Experience: 8+ years of experience as a Data Scientist, with a proven track record in solving complex problems, particularly in fraud detection or financial crime.
Machine Learning Expertise: Extensive experience in designing, developing, and deploying machine learning models to detect and mitigate fraud. You should be comfortable translating business challenges into data-driven solutions.
Working with Large-Scale Data: Proficiency in handling large, tabular datasets, and applying robust techniques for data analysis and model training.
Advanced Tools and Platforms: Experience with tools such as PySpark, Databricks, AWS, or GCP for processing large datasets, training models, and deploying them at scale.
Production-Ready Models: Proven ability to deploy models into production environments, optimizing them for performance and scalability, while ensuring they remain effective over time.
Data & Model Observability: Expertise in monitoring and maintaining the health and performance of models post-deployment to ensure continuous improvement and fraud detection accuracy.
Fintech & Fraud Detection: Background in the Fintech industry, with specific experience in financial crime and fraud detection, applying data science to solve real-world business problems.
Collaboration & Communication: Strong interpersonal skills to collaborate effectively with data engineers, machine learning engineers, and product managers in an agile, iterative environment. Ability to communicate complex insights clearly to both technical and non-technical stakeholders.
Responsibilities:
Collaborating with the FinCrime team: Work closely to identify and solve fraud detection problems, using data science to drive business decisions and significantly reduce fraudulent activities.
Translating business requirements: Understand business needs and translate them into data products and models that address specific fraud detection challenges.

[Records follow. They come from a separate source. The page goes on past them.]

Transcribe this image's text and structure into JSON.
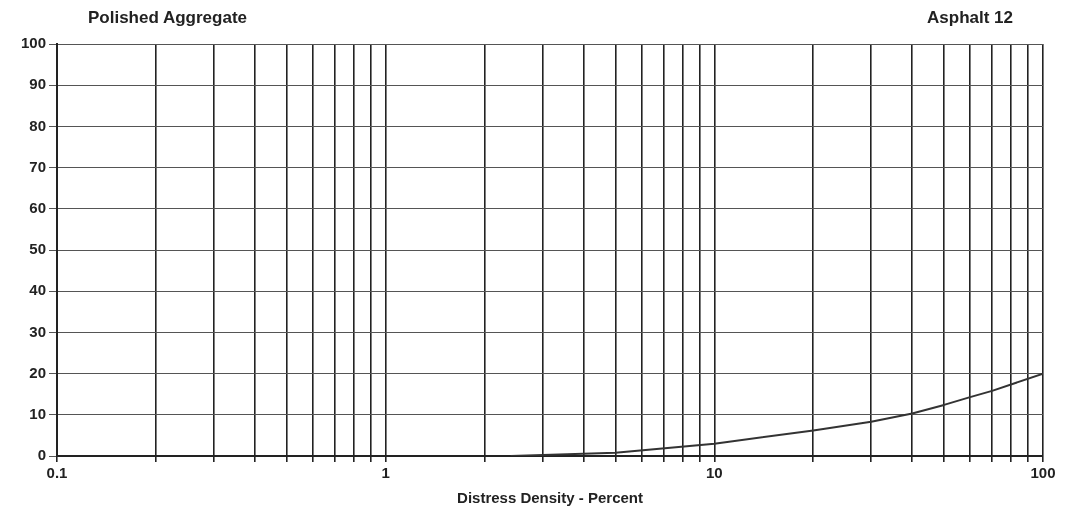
{
  "chart_data": {
    "type": "line",
    "title": "Polished Aggregate",
    "subtitle": "Asphalt 12",
    "xlabel": "Distress Density - Percent",
    "x": [
      2.4,
      5,
      10,
      20,
      30,
      40,
      50,
      60,
      70,
      100
    ],
    "series": [
      {
        "color": "#333333",
        "values": [
          0,
          0.8,
          3,
          6.2,
          8.3,
          10.3,
          12.4,
          14.3,
          15.8,
          20
        ]
      }
    ],
    "log": "x",
    "xlim": [
      0.1,
      100
    ],
    "ylim": [
      0,
      100
    ],
    "xticks": [
      0.1,
      {
        "value": 0.2,
        "label": null
      },
      {
        "value": 0.3,
        "label": null
      },
      {
        "value": 0.4,
        "label": null
      },
      {
        "value": 0.5,
        "label": null
      },
      {
        "value": 0.6,
        "label": null
      },
      {
        "value": 0.7,
        "label": null
      },
      {
        "value": 0.8,
        "label": null
      },
      {
        "value": 0.9,
        "label": null
      },
      1,
      {
        "value": 2,
        "label": null
      },
      {
        "value": 3,
        "label": null
      },
      {
        "value": 4,
        "label": null
      },
      {
        "value": 5,
        "label": null
      },
      {
        "value": 6,
        "label": null
      },
      {
        "value": 7,
        "label": null
      },
      {
        "value": 8,
        "label": null
      },
      {
        "value": 9,
        "label": null
      },
      10,
      {
        "value": 20,
        "label": null
      },
      {
        "value": 30,
        "label": null
      },
      {
        "value": 40,
        "label": null
      },
      {
        "value": 50,
        "label": null
      },
      {
        "value": 60,
        "label": null
      },
      {
        "value": 70,
        "label": null
      },
      {
        "value": 80,
        "label": null
      },
      {
        "value": 90,
        "label": null
      },
      100
    ],
    "yticks": [
      0,
      10,
      20,
      30,
      40,
      50,
      60,
      70,
      80,
      90,
      100
    ],
    "grid": true,
    "legend": false,
    "marker": "none",
    "line_style": "solid"
  }
}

Building and optimizing models: Train machine learning models, optimize hyperparameters, design KPIs, and implement experiments to improve fraud detection accuracy and business outcomes.
Productionizing models: Work with machine learning engineers and data engineers to deploy models into production, ensuring they are scalable and optimized for real-time fraud detection.
Adopting new methodologies: Lead the adoption of innovative methods and technologies, continuously improving fraud detection models and data science practices.
Coaching junior data scientists: Mentor and guide junior team members, setting best practices for model development, optimization, and deployment.
Being a technical subject matter expert: Serve as a subject matter expert, providing guidance on complex technical concepts related to fraud detection, machine learning, and data science.